Les premiers 100 jours du changement

Cent jours après l’élection de François Hollande à la présidence de la République, nombre d’engagements pris lors de la campagne ont d’ores et déjà été mis en œuvre.

Cette vérité d’évidence contraste avec l’omniprésence médiatique de la droite qui, à défaut d’arguments, tente d’imputer à la nouvelle majorité l’héritage qu’elle nous a laissé.

Le changement, c’est d’emblée une nouvelle façon de gouverner qui tranche avec les méthodes du précédent quinquennat.

Tout d’abord, l’exemplarité gouvernementale avec la diminution de 30 % du salaire du Président, du Premier ministre et des ministres, la constitution d’un gouvernement paritaire et la création d’un ministère des Droits des femmes, une charte de déontologie signée par tous les membres du Gouvernement, la mise en place de la Commission de rénovation et de déontologie de la vie politique et une attention particulière portée au choix des modes de déplacement les moins coûteux.
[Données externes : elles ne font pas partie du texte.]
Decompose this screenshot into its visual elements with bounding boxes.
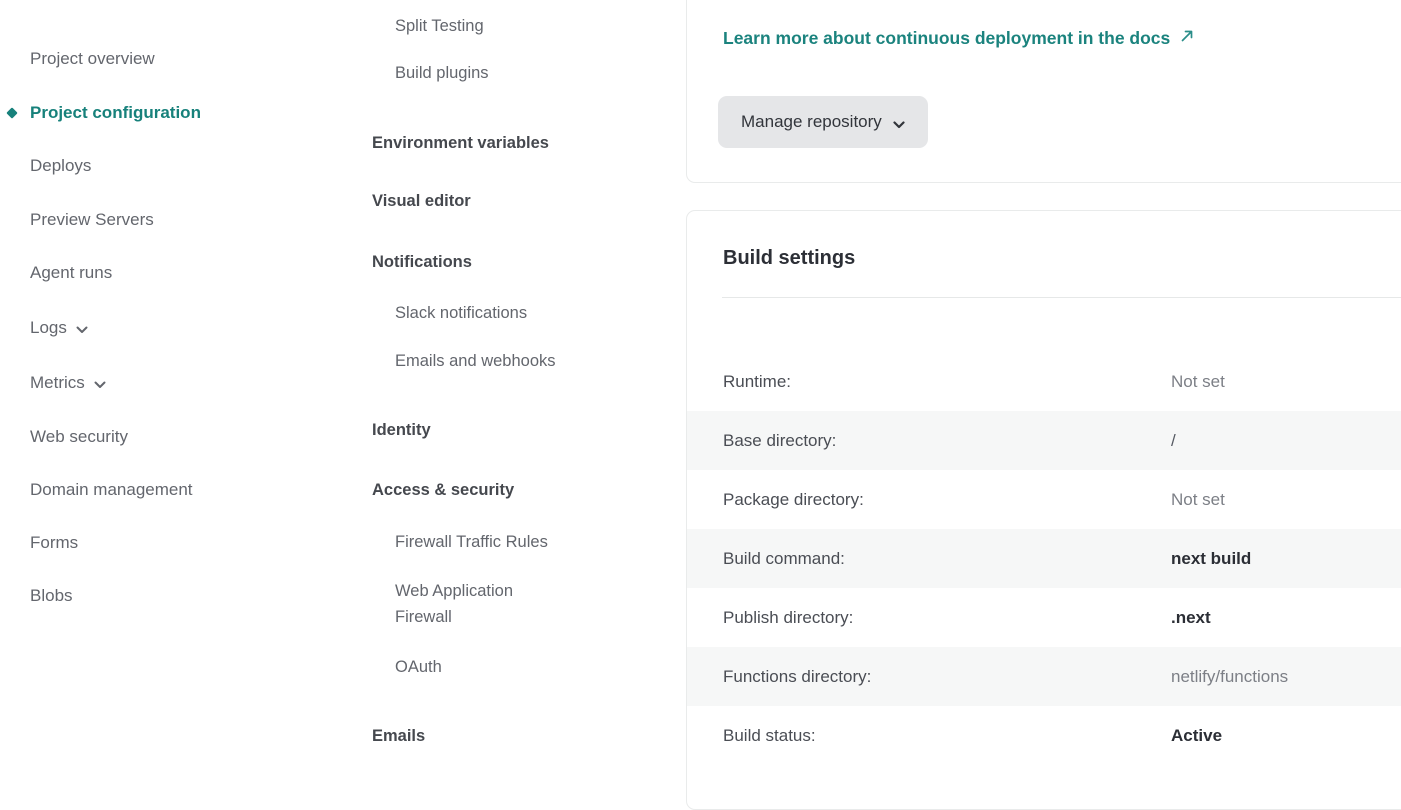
row-value: Not set <box>1171 490 1225 510</box>
sidebar-item-logs[interactable]: Logs <box>30 317 88 339</box>
subnav-section-environment-variables[interactable]: Environment variables <box>372 132 549 154</box>
build-settings-row-package-directory: Package directory: Not set <box>687 470 1401 529</box>
sidebar-item-label: Project configuration <box>30 103 201 123</box>
sidebar-item-label: Metrics <box>30 373 85 393</box>
external-link-icon <box>1179 28 1195 49</box>
subnav-section-access-security[interactable]: Access & security <box>372 479 514 501</box>
sidebar-item-project-overview[interactable]: Project overview <box>30 48 155 70</box>
subnav-item-web-application-firewall[interactable]: Web Application Firewall <box>395 578 560 630</box>
sidebar-item-domain-management[interactable]: Domain management <box>30 479 193 501</box>
subnav-section-visual-editor[interactable]: Visual editor <box>372 190 471 212</box>
sidebar-item-label: Project overview <box>30 49 155 69</box>
row-label: Build status: <box>723 726 816 746</box>
row-label: Package directory: <box>723 490 864 510</box>
sidebar-item-label: Preview Servers <box>30 210 154 230</box>
subnav-section-identity[interactable]: Identity <box>372 419 431 441</box>
build-settings-row-base-directory: Base directory: / <box>687 411 1401 470</box>
build-settings-title: Build settings <box>723 247 855 270</box>
sidebar-item-label: Blobs <box>30 586 73 606</box>
sidebar-item-forms[interactable]: Forms <box>30 532 78 554</box>
subnav-section-emails[interactable]: Emails <box>372 725 425 747</box>
chevron-down-icon <box>76 319 88 339</box>
build-settings-row-runtime: Runtime: Not set <box>687 352 1401 411</box>
manage-repository-button[interactable]: Manage repository <box>718 96 928 148</box>
subnav-item-slack-notifications[interactable]: Slack notifications <box>395 302 527 324</box>
row-value: Active <box>1171 726 1222 746</box>
subnav-item-oauth[interactable]: OAuth <box>395 656 442 678</box>
row-label: Build command: <box>723 549 845 569</box>
subnav-section-notifications[interactable]: Notifications <box>372 251 472 273</box>
sidebar-item-blobs[interactable]: Blobs <box>30 585 73 607</box>
subnav-item-emails-and-webhooks[interactable]: Emails and webhooks <box>395 350 556 372</box>
subnav-item-split-testing[interactable]: Split Testing <box>395 15 484 37</box>
build-settings-row-build-status: Build status: Active <box>687 706 1401 765</box>
row-label: Functions directory: <box>723 667 871 687</box>
row-value: / <box>1171 431 1176 451</box>
subnav-item-firewall-traffic-rules[interactable]: Firewall Traffic Rules <box>395 531 548 553</box>
row-value: netlify/functions <box>1171 667 1288 687</box>
row-label: Runtime: <box>723 372 791 392</box>
build-settings-row-publish-directory: Publish directory: .next <box>687 588 1401 647</box>
docs-link-label: Learn more about continuous deployment i… <box>723 28 1170 49</box>
sidebar-item-preview-servers[interactable]: Preview Servers <box>30 209 154 231</box>
sidebar-item-label: Agent runs <box>30 263 112 283</box>
row-label: Base directory: <box>723 431 836 451</box>
continuous-deployment-docs-link[interactable]: Learn more about continuous deployment i… <box>723 28 1195 49</box>
row-value: next build <box>1171 549 1251 569</box>
subnav-item-build-plugins[interactable]: Build plugins <box>395 62 489 84</box>
chevron-down-icon <box>94 374 106 394</box>
sidebar-item-label: Deploys <box>30 156 91 176</box>
sidebar-item-label: Web security <box>30 427 128 447</box>
sidebar-item-label: Domain management <box>30 480 193 500</box>
chevron-down-icon <box>893 114 905 134</box>
sidebar-item-web-security[interactable]: Web security <box>30 426 128 448</box>
build-settings-table: Runtime: Not set Base directory: / Packa… <box>687 352 1401 765</box>
sidebar-item-metrics[interactable]: Metrics <box>30 372 106 394</box>
sidebar-item-label: Forms <box>30 533 78 553</box>
build-settings-row-build-command: Build command: next build <box>687 529 1401 588</box>
row-value: .next <box>1171 608 1211 628</box>
sidebar-item-project-configuration[interactable]: Project configuration <box>30 102 201 124</box>
row-label: Publish directory: <box>723 608 853 628</box>
sidebar-item-agent-runs[interactable]: Agent runs <box>30 262 112 284</box>
sidebar-item-deploys[interactable]: Deploys <box>30 155 91 177</box>
build-settings-divider <box>722 297 1401 298</box>
active-diamond-icon <box>6 107 17 118</box>
sidebar-item-label: Logs <box>30 318 67 338</box>
row-value: Not set <box>1171 372 1225 392</box>
build-settings-row-functions-directory: Functions directory: netlify/functions <box>687 647 1401 706</box>
manage-repository-label: Manage repository <box>741 112 882 132</box>
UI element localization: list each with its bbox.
Ce nouveau mode de gouvernance se traduit également par le rétablissement du dialogue et de la confiance avec la tenue de la conférence sociale des 9 et 10 juillet derniers, les lancements de la concertation pour la refondation de l’école de la République et des Assises de l’enseignement supérieur et de la recherche, la préparation des travaux de la conférence environnementale (qui se tiendra les 14 et 15 septembre), la fin de l’imbécile Révision Générale des Politiques Publiques (RGPP), le lancement de la concertation sur le nouvel acte de la décentralisation et l’adoption du projet de loi sur la lutte contre le harcèlement sexuel.

Enfin, François Hollande avait promis le redressement dans la justice ; sous l’impulsion de la nouvelle majorité présidentielle, les premières mesures ont ainsi vu le jour : retour à la retraite à 60 ans pour les personnes ayant commencé à travailler jeunes et qui ont cotisé la totalité de leurs annuités, l’abrogation de la circulaire du 31 mai 2011 sur les étudiants étrangers, l’adoption d’une circulaire mettant fin au placement en rétention des familles avec enfants et l’encadrement des rémunérations des dirigeants dans les entreprises publiques.

La droite exprime sa nostalgie de l’omniprésidence agitée ; nous préférons la force tranquille incarnée.